The thing I love about programming for Arduino is that, unlike programming in most other environments nowadays, you are forced to think about memory footprint, memory allocation, and how your code relates to the hardware.
That’s great for people like me who don’t really consider themselves coders at all, because “perfect code” is less about something that’s mathematically beautiful and conceptually elegant, and more about getting the job done. In fact the code is often more efficient if you spell it out line-by-line in a bunch of nested if statements, rather than abstracting it into a pre-written processing function that may do the job in fewer lines of code but end up costing more in storage space because the function itself is general purpose.
Take for example this code. Horrendous to mathematicians I’m sure, but lovely for electronics engineer types;
void callback(char* topic, byte* payload, unsigned int length) {
Serial.println("Volume Callback");
if (length == 1) { output = payload[0] - 48; Serial.println(output); }
else if (length == 2) { output = ((payload[0] - 48) * 10 + (payload[1] - 48)); Serial.println(output); }
else if (length ==3) { output = 100; Serial.println(output); }
}
In the above you can see I have a byte array, each location in the array is an ASCII representation of a digit that forms a number. I know that number coming in from the payload will only ever be between 0 and 100, AND have considered in what situations that might not be the case and what would happen. So it will have a maximum of 3 digits. Indeed if it does have 3 digits the number must definitely be exactly 100. And so rather than using expensive string to integer manipulation functions which add 2k (yes, 2k!) to my sketch it is cheaper to write it out in if statements that calculate it in a “units – tens – hundreds” way working on the basis that the characters 0 to 9 are represented in the ASCII table consecutively.
So oftentimes it’s more computationally efficient to write more lines of code than fewer, which is great for idiots like me who tend towards wanting to put everything in terms of flow charts and IF statements!

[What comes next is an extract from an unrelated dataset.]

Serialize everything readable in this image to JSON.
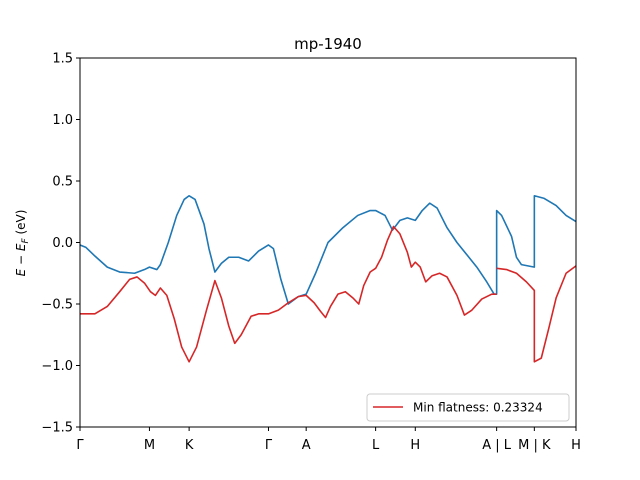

There are so many examples of the above I’ve discovered so far, e.g. using a switch statement, whilst looking a little clearer on the page, is worse than using IF statements unless you have over at least 4 cases. The exact detail depends on your sketch and how variables are stored of course.
Arduino helps us by showing us how many bytes your sketch is at compile time. Great for keeping an eye on things as you progress your project.